MSDN Threadpool API docs
http://msdn.microsoft.com/en-us/library/ms686766(VS.85).aspx
I think you'd have a hard time detecting any impact of making this kind of a change to working code - 20 threads down to 5. And then add on the added complexity (and overhead) of managing the thread pool. Maybe worth considering on an embedded system, but Win32?
And you can set the stack size to whatever you want.
This depends highly on the system:
But usually, each processes is independent. Usually the system scheduler makes sure that each processes gets equal access to the available processor. Thus a multi threaded application time is multiplexed between the available threads.
Memory allocated to a thread will affect the memory available to the processes but not the memory available to other processes. A good OS will page out unused stack space so it is not in physical memory. Though if your threads allocate enough memory while live you could cause thrashing as each processor's memory is paged to/from secondary device.
I doubt a sleeping thread has any (very little) impact on the system.
It is not using any CPU
Any memory it is using can be paged out to a secondary device.
I guess this can be measured quite easily.
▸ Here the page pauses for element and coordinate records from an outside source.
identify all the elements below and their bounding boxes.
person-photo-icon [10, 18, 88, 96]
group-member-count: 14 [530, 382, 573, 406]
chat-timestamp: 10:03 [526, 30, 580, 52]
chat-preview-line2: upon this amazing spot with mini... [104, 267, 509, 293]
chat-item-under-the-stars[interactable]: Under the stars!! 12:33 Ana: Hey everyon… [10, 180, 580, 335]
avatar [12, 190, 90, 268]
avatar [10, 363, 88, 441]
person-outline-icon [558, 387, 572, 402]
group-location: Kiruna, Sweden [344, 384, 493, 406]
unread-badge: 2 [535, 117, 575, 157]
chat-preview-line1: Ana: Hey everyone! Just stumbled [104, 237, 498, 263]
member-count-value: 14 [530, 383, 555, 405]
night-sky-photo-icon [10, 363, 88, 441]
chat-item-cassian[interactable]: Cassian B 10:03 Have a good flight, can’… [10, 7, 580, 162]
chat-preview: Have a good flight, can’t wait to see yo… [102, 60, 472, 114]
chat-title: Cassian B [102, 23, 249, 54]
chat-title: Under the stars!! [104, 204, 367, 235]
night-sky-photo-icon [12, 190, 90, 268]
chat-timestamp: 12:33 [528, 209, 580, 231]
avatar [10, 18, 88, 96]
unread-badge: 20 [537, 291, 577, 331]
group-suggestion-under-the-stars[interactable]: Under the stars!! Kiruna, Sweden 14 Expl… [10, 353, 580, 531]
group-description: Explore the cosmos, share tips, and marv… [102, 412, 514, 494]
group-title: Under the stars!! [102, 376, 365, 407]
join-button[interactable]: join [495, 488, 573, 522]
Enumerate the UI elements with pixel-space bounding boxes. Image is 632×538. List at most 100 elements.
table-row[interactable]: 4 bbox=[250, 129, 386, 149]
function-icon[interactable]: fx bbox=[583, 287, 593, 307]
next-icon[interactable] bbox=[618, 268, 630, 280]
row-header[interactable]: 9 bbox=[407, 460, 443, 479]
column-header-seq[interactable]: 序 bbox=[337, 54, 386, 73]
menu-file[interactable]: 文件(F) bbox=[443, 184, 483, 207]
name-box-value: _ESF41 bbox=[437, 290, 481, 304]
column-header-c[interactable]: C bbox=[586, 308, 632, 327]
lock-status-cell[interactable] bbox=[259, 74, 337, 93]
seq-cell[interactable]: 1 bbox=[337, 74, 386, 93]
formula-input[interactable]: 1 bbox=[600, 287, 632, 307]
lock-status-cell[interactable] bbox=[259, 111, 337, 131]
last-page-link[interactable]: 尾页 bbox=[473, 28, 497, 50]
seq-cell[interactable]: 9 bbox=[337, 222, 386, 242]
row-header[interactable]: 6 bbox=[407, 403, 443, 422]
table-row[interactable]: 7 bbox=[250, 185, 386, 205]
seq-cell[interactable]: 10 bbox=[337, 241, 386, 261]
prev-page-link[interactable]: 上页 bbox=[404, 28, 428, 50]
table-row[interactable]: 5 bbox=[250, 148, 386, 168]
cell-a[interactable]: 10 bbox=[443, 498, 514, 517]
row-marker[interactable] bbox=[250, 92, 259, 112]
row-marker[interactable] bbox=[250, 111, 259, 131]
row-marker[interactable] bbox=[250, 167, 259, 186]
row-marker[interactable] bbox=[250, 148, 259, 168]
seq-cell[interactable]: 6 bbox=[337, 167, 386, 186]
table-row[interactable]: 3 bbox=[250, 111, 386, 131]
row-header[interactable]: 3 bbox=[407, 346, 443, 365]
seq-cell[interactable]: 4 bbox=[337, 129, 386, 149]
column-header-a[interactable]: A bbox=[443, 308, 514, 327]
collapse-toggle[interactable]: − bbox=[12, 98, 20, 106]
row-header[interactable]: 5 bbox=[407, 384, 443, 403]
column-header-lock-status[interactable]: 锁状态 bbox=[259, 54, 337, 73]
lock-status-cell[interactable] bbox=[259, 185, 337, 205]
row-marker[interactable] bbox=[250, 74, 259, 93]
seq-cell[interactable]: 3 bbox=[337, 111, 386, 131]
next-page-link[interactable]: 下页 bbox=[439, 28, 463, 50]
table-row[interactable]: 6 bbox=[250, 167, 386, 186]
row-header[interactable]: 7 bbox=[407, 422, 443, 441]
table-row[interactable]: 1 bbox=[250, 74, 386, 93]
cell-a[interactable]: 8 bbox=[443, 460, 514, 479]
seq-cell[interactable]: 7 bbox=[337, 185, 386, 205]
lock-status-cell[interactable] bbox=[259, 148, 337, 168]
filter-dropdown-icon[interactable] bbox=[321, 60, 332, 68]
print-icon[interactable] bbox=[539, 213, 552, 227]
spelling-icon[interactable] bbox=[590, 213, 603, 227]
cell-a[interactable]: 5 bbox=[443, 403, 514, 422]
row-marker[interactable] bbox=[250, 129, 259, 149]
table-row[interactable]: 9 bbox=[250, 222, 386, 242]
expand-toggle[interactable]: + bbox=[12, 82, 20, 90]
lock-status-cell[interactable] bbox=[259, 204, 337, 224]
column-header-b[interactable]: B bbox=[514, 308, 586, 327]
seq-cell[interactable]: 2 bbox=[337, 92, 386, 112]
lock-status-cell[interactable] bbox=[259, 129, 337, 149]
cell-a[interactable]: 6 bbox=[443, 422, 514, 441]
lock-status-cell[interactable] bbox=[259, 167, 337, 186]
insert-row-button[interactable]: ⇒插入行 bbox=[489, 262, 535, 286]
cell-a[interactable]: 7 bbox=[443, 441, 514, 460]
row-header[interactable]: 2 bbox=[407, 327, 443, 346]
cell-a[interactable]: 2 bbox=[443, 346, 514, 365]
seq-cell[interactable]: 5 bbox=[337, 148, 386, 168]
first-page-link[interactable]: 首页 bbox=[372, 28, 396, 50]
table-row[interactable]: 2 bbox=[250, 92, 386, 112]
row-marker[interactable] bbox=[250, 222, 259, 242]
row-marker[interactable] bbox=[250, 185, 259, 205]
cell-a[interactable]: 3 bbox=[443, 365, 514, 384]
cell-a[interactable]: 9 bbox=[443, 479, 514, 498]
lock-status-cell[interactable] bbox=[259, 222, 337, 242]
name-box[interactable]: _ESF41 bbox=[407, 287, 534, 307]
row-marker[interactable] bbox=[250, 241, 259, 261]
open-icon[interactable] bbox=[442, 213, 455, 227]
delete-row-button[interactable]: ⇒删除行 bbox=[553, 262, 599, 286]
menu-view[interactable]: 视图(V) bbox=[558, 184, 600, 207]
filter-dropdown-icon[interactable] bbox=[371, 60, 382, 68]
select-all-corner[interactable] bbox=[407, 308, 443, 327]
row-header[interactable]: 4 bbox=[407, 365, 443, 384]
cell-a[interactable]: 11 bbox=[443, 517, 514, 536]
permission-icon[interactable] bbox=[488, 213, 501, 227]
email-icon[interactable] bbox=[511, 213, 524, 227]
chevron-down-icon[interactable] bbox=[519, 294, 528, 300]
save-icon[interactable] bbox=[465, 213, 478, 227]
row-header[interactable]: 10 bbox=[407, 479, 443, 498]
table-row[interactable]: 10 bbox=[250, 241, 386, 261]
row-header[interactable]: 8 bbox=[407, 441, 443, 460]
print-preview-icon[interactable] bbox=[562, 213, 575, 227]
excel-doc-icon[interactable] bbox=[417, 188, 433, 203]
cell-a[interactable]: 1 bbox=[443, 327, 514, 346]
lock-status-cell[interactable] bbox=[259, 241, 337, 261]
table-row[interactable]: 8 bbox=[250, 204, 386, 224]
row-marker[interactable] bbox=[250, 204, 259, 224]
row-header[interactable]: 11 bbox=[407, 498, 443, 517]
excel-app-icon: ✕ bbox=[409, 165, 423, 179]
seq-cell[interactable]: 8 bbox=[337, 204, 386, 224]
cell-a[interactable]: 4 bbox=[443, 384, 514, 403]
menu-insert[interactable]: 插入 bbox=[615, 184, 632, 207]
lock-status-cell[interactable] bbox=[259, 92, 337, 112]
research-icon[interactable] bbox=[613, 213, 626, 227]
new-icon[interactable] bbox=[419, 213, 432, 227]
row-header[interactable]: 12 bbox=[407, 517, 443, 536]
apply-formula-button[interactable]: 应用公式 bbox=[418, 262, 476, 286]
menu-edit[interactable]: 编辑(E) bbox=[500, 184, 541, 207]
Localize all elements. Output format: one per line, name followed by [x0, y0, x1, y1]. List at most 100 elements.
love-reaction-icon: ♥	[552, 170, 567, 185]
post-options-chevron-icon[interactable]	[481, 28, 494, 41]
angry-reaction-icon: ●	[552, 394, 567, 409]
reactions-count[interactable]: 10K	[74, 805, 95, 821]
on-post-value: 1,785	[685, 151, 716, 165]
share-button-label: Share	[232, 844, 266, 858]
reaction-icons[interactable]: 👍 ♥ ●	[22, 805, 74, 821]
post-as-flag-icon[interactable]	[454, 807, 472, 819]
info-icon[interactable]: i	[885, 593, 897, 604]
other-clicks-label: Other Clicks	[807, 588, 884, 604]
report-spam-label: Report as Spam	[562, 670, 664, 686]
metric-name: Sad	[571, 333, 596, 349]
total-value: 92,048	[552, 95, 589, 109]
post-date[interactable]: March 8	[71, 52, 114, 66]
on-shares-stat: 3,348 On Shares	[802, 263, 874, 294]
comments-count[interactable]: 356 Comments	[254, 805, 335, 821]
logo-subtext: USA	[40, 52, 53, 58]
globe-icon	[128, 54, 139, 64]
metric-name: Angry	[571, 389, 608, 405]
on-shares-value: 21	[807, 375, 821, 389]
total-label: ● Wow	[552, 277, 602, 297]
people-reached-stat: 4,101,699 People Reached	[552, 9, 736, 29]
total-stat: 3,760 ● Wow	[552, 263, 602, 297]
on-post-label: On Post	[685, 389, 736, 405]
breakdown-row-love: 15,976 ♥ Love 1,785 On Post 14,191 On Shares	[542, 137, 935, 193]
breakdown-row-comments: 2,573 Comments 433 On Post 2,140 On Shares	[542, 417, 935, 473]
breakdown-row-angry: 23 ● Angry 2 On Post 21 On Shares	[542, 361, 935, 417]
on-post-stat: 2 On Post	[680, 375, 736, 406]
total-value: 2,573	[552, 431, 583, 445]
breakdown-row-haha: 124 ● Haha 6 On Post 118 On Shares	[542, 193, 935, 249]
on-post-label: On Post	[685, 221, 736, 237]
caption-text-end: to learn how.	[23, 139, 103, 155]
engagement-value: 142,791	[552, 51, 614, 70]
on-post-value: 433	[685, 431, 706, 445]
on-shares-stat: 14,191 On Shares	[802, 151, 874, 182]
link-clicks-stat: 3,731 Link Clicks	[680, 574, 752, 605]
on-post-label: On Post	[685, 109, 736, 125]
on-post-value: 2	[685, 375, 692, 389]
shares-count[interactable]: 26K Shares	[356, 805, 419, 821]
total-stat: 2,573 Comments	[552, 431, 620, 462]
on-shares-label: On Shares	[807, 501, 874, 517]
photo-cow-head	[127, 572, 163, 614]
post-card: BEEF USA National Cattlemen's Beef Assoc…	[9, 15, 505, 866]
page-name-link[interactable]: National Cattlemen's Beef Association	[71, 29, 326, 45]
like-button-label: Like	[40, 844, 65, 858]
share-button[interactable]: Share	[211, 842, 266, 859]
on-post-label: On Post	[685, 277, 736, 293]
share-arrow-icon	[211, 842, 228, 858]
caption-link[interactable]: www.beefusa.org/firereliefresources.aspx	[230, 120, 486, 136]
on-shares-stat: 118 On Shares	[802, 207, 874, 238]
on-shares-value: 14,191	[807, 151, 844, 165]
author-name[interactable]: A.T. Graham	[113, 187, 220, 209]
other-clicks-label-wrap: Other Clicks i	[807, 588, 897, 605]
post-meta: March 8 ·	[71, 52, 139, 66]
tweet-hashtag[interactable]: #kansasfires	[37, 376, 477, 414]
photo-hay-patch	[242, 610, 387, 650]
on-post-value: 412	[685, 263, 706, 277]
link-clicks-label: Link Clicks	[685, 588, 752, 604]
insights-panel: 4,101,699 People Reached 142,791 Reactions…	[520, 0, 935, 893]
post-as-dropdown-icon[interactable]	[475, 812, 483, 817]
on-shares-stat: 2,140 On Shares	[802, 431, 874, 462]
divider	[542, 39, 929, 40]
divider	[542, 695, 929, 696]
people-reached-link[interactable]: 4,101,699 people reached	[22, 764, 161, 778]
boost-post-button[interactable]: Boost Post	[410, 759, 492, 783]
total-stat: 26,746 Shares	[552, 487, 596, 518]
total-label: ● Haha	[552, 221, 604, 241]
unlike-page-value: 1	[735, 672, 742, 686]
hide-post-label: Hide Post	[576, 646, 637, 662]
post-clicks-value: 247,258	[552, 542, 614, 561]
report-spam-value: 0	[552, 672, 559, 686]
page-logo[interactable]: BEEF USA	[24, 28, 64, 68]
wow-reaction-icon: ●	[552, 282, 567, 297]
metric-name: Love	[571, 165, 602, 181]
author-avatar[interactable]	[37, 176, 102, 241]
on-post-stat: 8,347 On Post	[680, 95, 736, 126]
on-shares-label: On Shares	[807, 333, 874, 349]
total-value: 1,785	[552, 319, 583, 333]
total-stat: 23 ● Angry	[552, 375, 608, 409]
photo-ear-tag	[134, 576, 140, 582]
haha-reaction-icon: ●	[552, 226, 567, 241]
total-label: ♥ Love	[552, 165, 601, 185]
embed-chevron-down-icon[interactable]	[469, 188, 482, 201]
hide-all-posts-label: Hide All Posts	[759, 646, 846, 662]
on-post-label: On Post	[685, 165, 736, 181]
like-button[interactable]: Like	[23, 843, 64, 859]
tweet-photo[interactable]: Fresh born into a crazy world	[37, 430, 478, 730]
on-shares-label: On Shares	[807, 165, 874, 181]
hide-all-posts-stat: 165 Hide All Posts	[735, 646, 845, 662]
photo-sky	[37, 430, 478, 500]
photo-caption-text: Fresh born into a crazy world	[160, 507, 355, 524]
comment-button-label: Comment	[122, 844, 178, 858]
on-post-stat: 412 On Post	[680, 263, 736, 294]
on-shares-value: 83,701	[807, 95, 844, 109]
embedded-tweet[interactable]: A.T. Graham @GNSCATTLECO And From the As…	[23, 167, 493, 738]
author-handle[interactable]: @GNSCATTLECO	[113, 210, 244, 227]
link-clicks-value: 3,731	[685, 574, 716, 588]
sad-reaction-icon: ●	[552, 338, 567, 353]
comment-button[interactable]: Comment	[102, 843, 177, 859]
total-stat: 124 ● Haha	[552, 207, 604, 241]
Get the amount of resources used by the system before creating a thread
Create a thread with default system values (default heap size and others)
Get the amount of resources after creating a thread and make the difference (with step 1).
Note that some threads need to be specified different values than the default ones.
You can try and find an average memory use by creating various number of threads (step 2).
The memory allocated by the OS when creating a thread consists of threads local data: TCB TLS ...
From wikipedia: "Threads do not own resources except for a stack, a copy of the registers including the program counter, and thread-local storage (if any)."